COVID19 is having an impact on work comp payers’ pharmacy programs – but this isn’t due to treatments for the disease itself.

That’s largely because there are no medications that have been shown to be safe and effective in treating COVID19 in credible clinical trials.  As a result, there’s little consistency in how payers are approaching medications intended to treat COVID and the symptoms thereof.

Some are approving hydroxychloroquine without a prior authorization (PA) while others require a PA for initial and refills.
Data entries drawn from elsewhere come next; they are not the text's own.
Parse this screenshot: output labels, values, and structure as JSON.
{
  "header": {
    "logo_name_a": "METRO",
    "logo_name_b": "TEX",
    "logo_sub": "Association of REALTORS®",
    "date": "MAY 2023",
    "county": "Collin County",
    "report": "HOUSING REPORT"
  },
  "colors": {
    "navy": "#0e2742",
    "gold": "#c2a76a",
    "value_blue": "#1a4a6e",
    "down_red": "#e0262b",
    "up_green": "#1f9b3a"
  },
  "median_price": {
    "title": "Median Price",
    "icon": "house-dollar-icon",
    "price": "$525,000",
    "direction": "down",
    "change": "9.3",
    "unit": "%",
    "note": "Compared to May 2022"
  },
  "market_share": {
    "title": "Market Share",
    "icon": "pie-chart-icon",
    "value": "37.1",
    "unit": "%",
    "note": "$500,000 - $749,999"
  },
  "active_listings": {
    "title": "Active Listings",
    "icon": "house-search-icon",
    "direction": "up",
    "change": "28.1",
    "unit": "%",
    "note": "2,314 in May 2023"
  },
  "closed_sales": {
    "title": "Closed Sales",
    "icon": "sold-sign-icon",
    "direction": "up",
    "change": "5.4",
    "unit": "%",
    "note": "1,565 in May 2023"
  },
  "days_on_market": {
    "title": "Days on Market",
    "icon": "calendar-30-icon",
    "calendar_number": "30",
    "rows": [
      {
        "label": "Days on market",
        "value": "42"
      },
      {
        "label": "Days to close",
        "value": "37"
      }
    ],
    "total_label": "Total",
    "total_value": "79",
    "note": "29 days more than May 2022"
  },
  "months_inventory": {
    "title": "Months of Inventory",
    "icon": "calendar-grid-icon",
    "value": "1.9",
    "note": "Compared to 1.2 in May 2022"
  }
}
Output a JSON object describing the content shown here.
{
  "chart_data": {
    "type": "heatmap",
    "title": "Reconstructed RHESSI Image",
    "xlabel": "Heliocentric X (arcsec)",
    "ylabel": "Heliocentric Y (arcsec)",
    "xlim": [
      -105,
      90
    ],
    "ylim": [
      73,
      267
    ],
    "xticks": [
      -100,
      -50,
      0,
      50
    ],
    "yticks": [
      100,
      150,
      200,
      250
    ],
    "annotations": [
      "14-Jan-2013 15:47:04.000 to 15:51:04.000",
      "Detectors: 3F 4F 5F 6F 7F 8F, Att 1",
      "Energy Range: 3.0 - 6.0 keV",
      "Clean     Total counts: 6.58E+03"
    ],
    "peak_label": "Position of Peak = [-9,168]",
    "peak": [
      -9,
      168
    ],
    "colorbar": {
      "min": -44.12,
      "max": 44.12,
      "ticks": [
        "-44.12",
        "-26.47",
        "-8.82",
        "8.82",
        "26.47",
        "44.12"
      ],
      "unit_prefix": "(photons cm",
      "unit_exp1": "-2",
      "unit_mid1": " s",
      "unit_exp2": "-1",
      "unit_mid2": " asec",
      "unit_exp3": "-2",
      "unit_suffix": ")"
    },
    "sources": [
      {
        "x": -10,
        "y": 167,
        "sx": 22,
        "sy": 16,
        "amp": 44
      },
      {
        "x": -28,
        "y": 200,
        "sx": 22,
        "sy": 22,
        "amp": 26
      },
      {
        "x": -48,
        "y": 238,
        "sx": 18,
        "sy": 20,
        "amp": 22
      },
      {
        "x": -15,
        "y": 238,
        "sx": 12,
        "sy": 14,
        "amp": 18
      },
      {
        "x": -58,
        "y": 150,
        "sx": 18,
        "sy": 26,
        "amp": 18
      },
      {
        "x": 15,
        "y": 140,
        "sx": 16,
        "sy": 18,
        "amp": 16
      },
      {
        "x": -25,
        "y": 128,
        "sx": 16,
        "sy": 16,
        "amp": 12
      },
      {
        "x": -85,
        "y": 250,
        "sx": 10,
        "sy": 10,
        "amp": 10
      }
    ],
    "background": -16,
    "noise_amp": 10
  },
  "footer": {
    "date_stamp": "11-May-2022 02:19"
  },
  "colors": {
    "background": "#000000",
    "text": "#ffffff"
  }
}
As the surveys were completed before the latest news that hydroxychloroquine research found less-than-promising clinical results for patients exposed to the virus, it is possible more payers will require at least a PA for future prescriptions. (Other research that reported specific health risks recently came under fire from multiple sources.)

None of the respondents mentioned remdesivir, a brand antiviral that has shown some promise (based on limited clinical trials). This may well change if and when additional trials are completed and the results are satisfactory.

What is consistent is payers’ moves to loosen other prior auth requirements to allow refills for other medications for longer periods and earlier than usual.

Home delivery has also ramped up appreciably, with many retail outlets offering delivery in an effort to keep customers tied to their local store as opposed to using the PBM’s mail order pharmacy.

What does this mean for you?

Unfortunately, we don’t yet have any medications that have been proven to be safe and effective in preventing COVID19 or moderating COVID19’s effects.

Read studies carefully, and get your clinical experts to weigh in on coverage decisions. Science matters.